The controversy over The Golden Compass is becoming so much more interesting than the movie itself.
And it turns out that a review of the movie written by Harry Forbes and John Mulderig for the Catholic News Service has been published early.
Which begs the question: Why are film reviewers instructed to hold their reviews until opening day? I would assume it’s because the studio wants to maximize publicity. But still, when the studio provides me with an opportunity to see the movie early, I assume that I should take their instructions seriously and withhold the publication of my review.
And yet, I’m beginning to doubt that the studio really cares about this much at all. After all, reviewers are posting their reviews… even the religious press… and nobody seems to be holding them accountable.
What’s the deal? If I praise the film, then I won’t be punished? But if I’m critical of the film, well, I’ve broken the rules?¬†
What if I broke my silence about the movie? Let’s suppose, for a moment, I told everyone that, controversy aside, the movie is a whopping letdown… a tangled mess of storytelling… with an off-puttingly shrill and obstinate little girl in the lead… and that it’s anticlimactic and unsatisfying. Let’s pretend that I found its climactic confrontation between polar bears to be a hollow re-enactment of the climactic scene from The Karate Kid, something so muc less satisfying than the stories of true heroism offered by Tolkien and Lewis. Let’s imagine I was underwhelmed by the concluding hubbub, a CGI battlefield spectacle so much like those we’ve seen in other recent films. Let’s just pretend that was my opinion, for kicks. Would I be in trouble for saying so?
Apparently not. As I’ve pointed out in previous posts, reviews are popping up from professional critics, and I haven’t heard a peep about embargo-breaking.
New Line seems happy to take the “any press is good press” attitude.

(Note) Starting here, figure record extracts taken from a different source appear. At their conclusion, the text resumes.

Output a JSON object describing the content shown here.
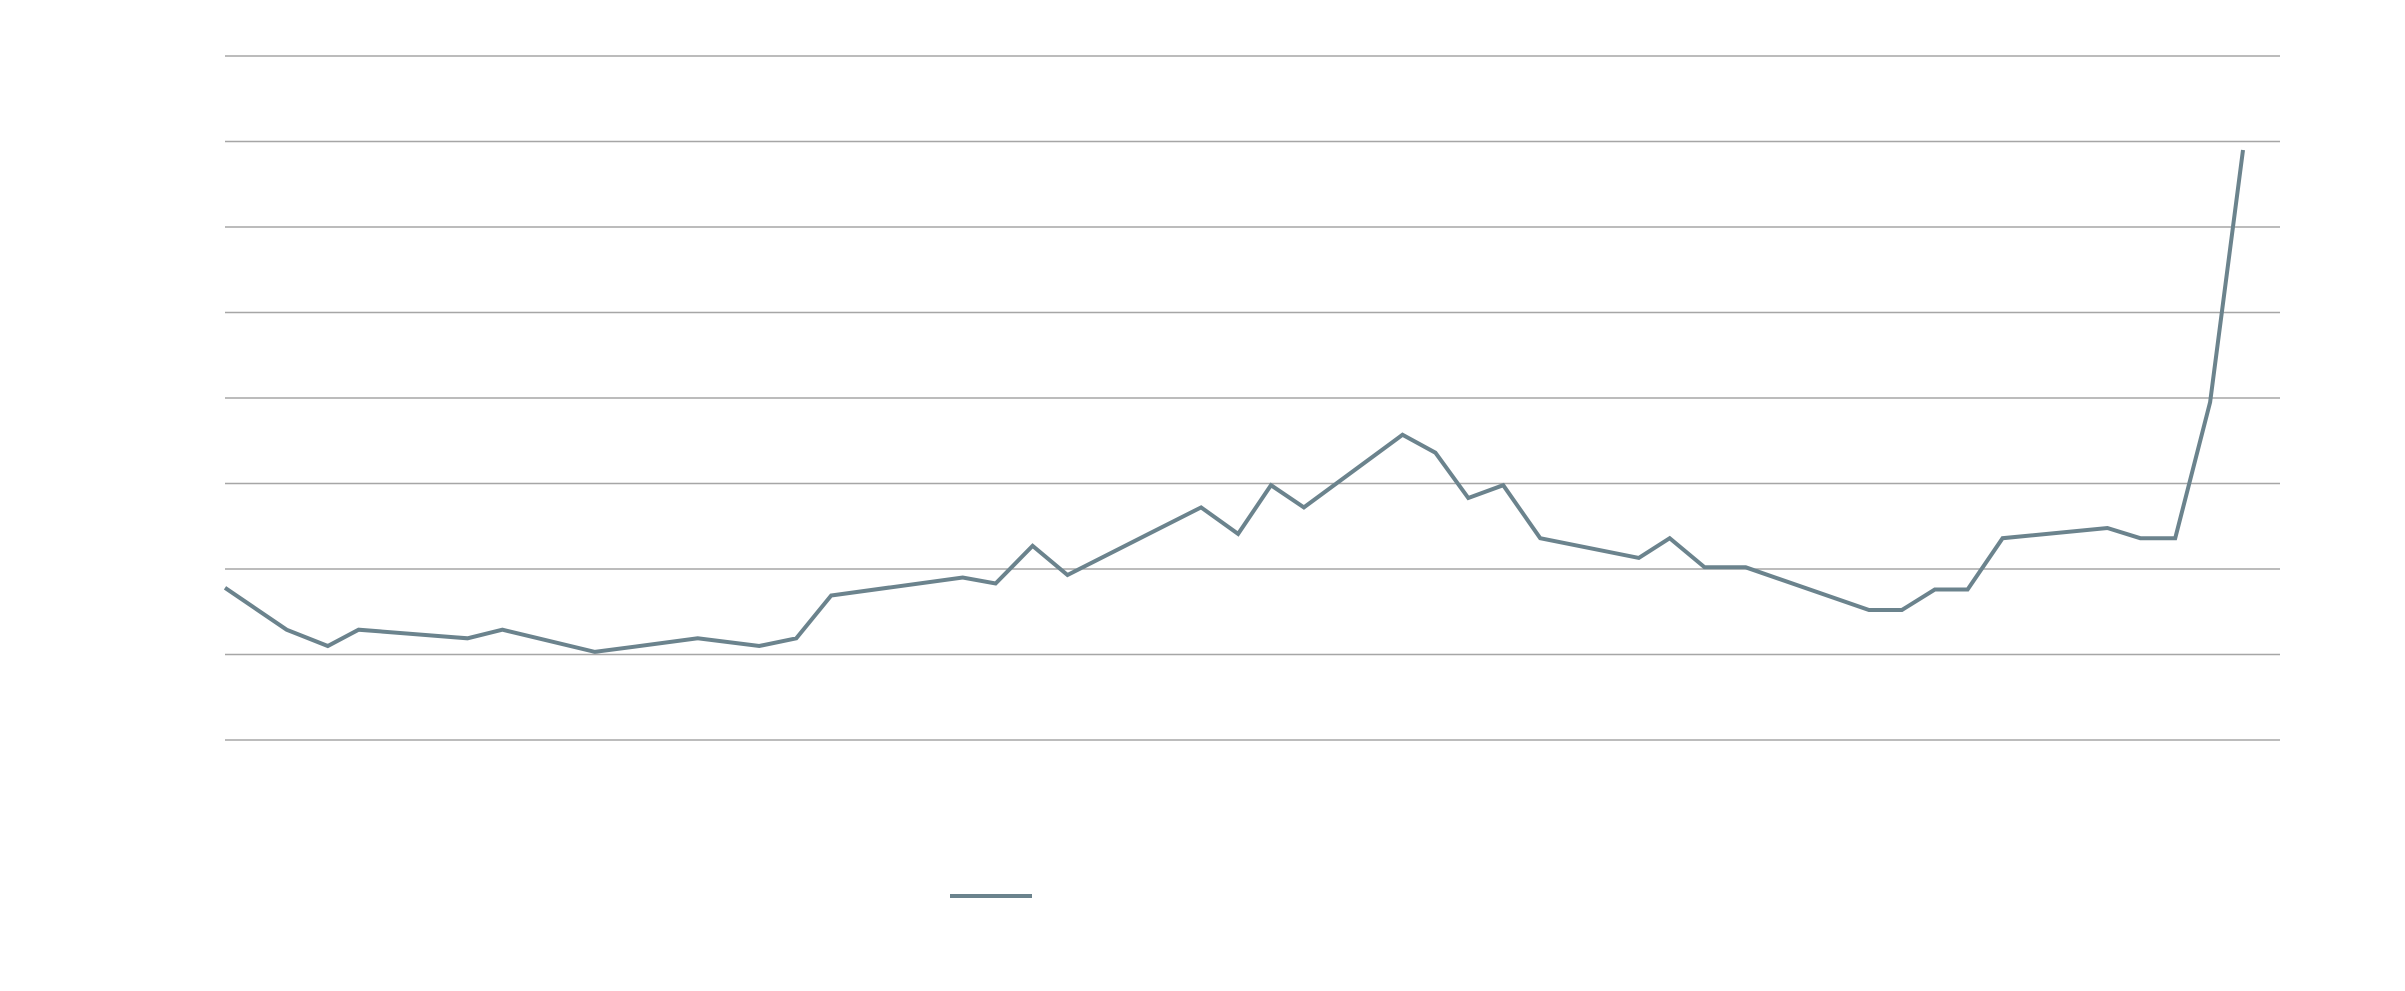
{
  "chart_data": {
    "type": "line",
    "title": "",
    "xlabel": "",
    "ylabel": "",
    "ylim": [
      0,
      8
    ],
    "grid": true,
    "legend_placement": "bottom-center",
    "series": [
      {
        "color": "#6b838d",
        "points": [
          [
            0.0,
            1.78
          ],
          [
            3.0,
            1.29
          ],
          [
            5.0,
            1.1
          ],
          [
            6.5,
            1.29
          ],
          [
            11.8,
            1.19
          ],
          [
            13.5,
            1.29
          ],
          [
            18.0,
            1.03
          ],
          [
            23.0,
            1.19
          ],
          [
            26.0,
            1.1
          ],
          [
            27.8,
            1.19
          ],
          [
            29.5,
            1.69
          ],
          [
            35.9,
            1.9
          ],
          [
            37.5,
            1.83
          ],
          [
            39.3,
            2.27
          ],
          [
            41.0,
            1.93
          ],
          [
            47.5,
            2.72
          ],
          [
            49.3,
            2.41
          ],
          [
            50.9,
            2.98
          ],
          [
            52.5,
            2.72
          ],
          [
            57.3,
            3.57
          ],
          [
            58.9,
            3.36
          ],
          [
            60.5,
            2.83
          ],
          [
            62.2,
            2.98
          ],
          [
            64.0,
            2.36
          ],
          [
            68.8,
            2.13
          ],
          [
            70.3,
            2.36
          ],
          [
            72.0,
            2.02
          ],
          [
            74.0,
            2.02
          ],
          [
            80.0,
            1.52
          ],
          [
            81.6,
            1.52
          ],
          [
            83.2,
            1.76
          ],
          [
            84.8,
            1.76
          ],
          [
            86.5,
            2.36
          ],
          [
            91.6,
            2.48
          ],
          [
            93.2,
            2.36
          ],
          [
            94.9,
            2.36
          ],
          [
            96.6,
            3.95
          ],
          [
            98.2,
            6.9
          ]
        ]
      }
    ]
  }
}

I’m writing my review. And I won’t publish it until opening day. But I will ask some rhetorical questions, just because I’m baffled by the charade of “embargos.”

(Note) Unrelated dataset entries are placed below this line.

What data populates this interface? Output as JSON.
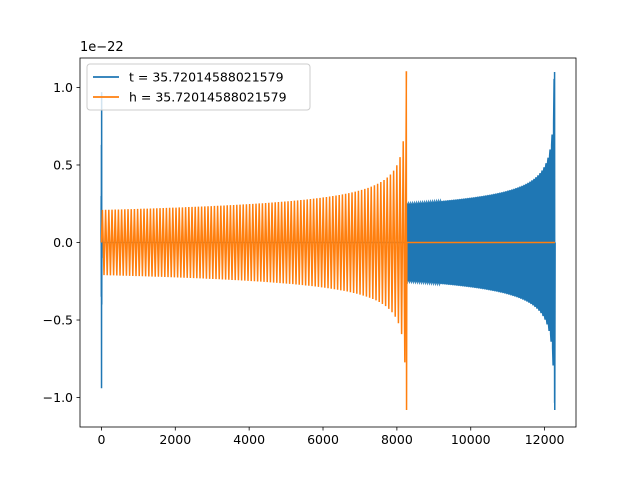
{
  "chart_data": {
    "type": "line",
    "y_scale_label": "1e−22",
    "x_range": [
      -580,
      12850
    ],
    "y_range": [
      -1.19,
      1.19
    ],
    "x_ticks": [
      0,
      2000,
      4000,
      6000,
      8000,
      10000,
      12000
    ],
    "y_ticks": [
      -1.0,
      -0.5,
      0.0,
      0.5,
      1.0
    ],
    "x_tick_labels": [
      "0",
      "2000",
      "4000",
      "6000",
      "8000",
      "10000",
      "12000"
    ],
    "y_tick_labels": [
      "−1.0",
      "−0.5",
      "0.0",
      "0.5",
      "1.0"
    ],
    "legend_position": "top-left",
    "grid": false,
    "series": [
      {
        "name": "t = 35.72014588021579",
        "color": "#1f77b4",
        "description": "waveform: initial burst near x=0 (peak ~0.97, trough ~-0.94), flat zero 0-8250, then chirp from 8250 to 12270 growing from ~0.25 to peak 1.10 / trough -1.08",
        "key_points": [
          {
            "x": 0,
            "y_max": 0.97,
            "y_min": -0.94
          },
          {
            "x": 8250,
            "y_max": 0.25,
            "y_min": -0.25
          },
          {
            "x": 10000,
            "y_max": 0.28,
            "y_min": -0.28
          },
          {
            "x": 12000,
            "y_max": 0.55,
            "y_min": -0.55
          },
          {
            "x": 12270,
            "y_max": 1.1,
            "y_min": -1.08
          }
        ]
      },
      {
        "name": "h = 35.72014588021579",
        "color": "#ff7f0e",
        "description": "waveform: chirp from 0 to 8260 growing from ~0.21 to peak 1.10 / trough -1.08, flat zero after",
        "key_points": [
          {
            "x": 0,
            "y_max": 0.21,
            "y_min": -0.21
          },
          {
            "x": 4000,
            "y_max": 0.23,
            "y_min": -0.23
          },
          {
            "x": 7000,
            "y_max": 0.3,
            "y_min": -0.3
          },
          {
            "x": 8000,
            "y_max": 0.5,
            "y_min": -0.5
          },
          {
            "x": 8260,
            "y_max": 1.1,
            "y_min": -1.08
          }
        ]
      }
    ]
  }
}
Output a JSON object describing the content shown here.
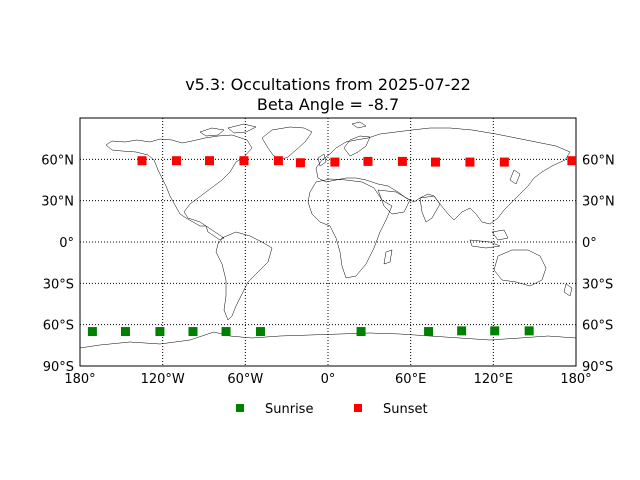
{
  "chart_data": {
    "type": "scatter",
    "title": "v5.3: Occultations from 2025-07-22",
    "subtitle": "Beta Angle = -8.7",
    "xlim": [
      -180,
      180
    ],
    "ylim": [
      -90,
      90
    ],
    "x_ticks": [
      {
        "value": -180,
        "label": "180°"
      },
      {
        "value": -120,
        "label": "120°W"
      },
      {
        "value": -60,
        "label": "60°W"
      },
      {
        "value": 0,
        "label": "0°"
      },
      {
        "value": 60,
        "label": "60°E"
      },
      {
        "value": 120,
        "label": "120°E"
      },
      {
        "value": 180,
        "label": "180°"
      }
    ],
    "y_ticks": [
      {
        "value": 60,
        "label": "60°N"
      },
      {
        "value": 30,
        "label": "30°N"
      },
      {
        "value": 0,
        "label": "0°"
      },
      {
        "value": -30,
        "label": "30°S"
      },
      {
        "value": -60,
        "label": "60°S"
      },
      {
        "value": -90,
        "label": "90°S"
      }
    ],
    "grid": true,
    "legend_position": "bottom-center",
    "basemap": "world-coastlines",
    "series": [
      {
        "name": "Sunrise",
        "color": "#008000",
        "marker": "square",
        "points": [
          {
            "x": -171,
            "y": -65
          },
          {
            "x": -147,
            "y": -65
          },
          {
            "x": -122,
            "y": -65
          },
          {
            "x": -98,
            "y": -65
          },
          {
            "x": -74,
            "y": -65
          },
          {
            "x": -49,
            "y": -65
          },
          {
            "x": 24,
            "y": -65
          },
          {
            "x": 73,
            "y": -65
          },
          {
            "x": 97,
            "y": -64.5
          },
          {
            "x": 121,
            "y": -64.5
          },
          {
            "x": 146,
            "y": -64.5
          }
        ]
      },
      {
        "name": "Sunset",
        "color": "#ff0000",
        "marker": "square",
        "points": [
          {
            "x": -135,
            "y": 59
          },
          {
            "x": -110,
            "y": 59
          },
          {
            "x": -86,
            "y": 59
          },
          {
            "x": -61,
            "y": 59
          },
          {
            "x": -36,
            "y": 59
          },
          {
            "x": -20,
            "y": 57.5
          },
          {
            "x": 5,
            "y": 58
          },
          {
            "x": 29,
            "y": 58.5
          },
          {
            "x": 54,
            "y": 58.5
          },
          {
            "x": 78,
            "y": 58
          },
          {
            "x": 103,
            "y": 58
          },
          {
            "x": 128,
            "y": 58
          },
          {
            "x": 177,
            "y": 59
          }
        ]
      }
    ]
  }
}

Ha ha! Pretty funny. The thing I don’t get is when you say that they put an off-puttingly shrill and obstinate little girl in the lead that’s exactly how I found the character of Lyra to be in the book. But you liked her in the book?

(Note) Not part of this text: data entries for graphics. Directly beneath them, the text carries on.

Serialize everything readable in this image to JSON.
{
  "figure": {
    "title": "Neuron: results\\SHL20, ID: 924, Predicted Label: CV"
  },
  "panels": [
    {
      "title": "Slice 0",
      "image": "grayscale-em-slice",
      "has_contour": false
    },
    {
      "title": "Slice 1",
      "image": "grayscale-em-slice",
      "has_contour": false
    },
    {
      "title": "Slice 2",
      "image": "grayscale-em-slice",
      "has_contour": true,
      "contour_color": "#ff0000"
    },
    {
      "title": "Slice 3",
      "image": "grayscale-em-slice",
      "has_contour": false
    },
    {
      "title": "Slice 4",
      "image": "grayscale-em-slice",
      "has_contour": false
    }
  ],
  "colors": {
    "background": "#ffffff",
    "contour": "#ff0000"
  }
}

You know, as the series went on I realized that she *was* shrill and obstinate. In that first book, I misinterpreted her, thinking she was mostly just curious.
And aren’t most little kids shrill and obstinate at times? Pullman wants to encourage that willfulness and self-centeredness, it seems.
But again, I’m talking about the book… not the movie. (Looking around to make sure there are no movie cops coming to arrest me.)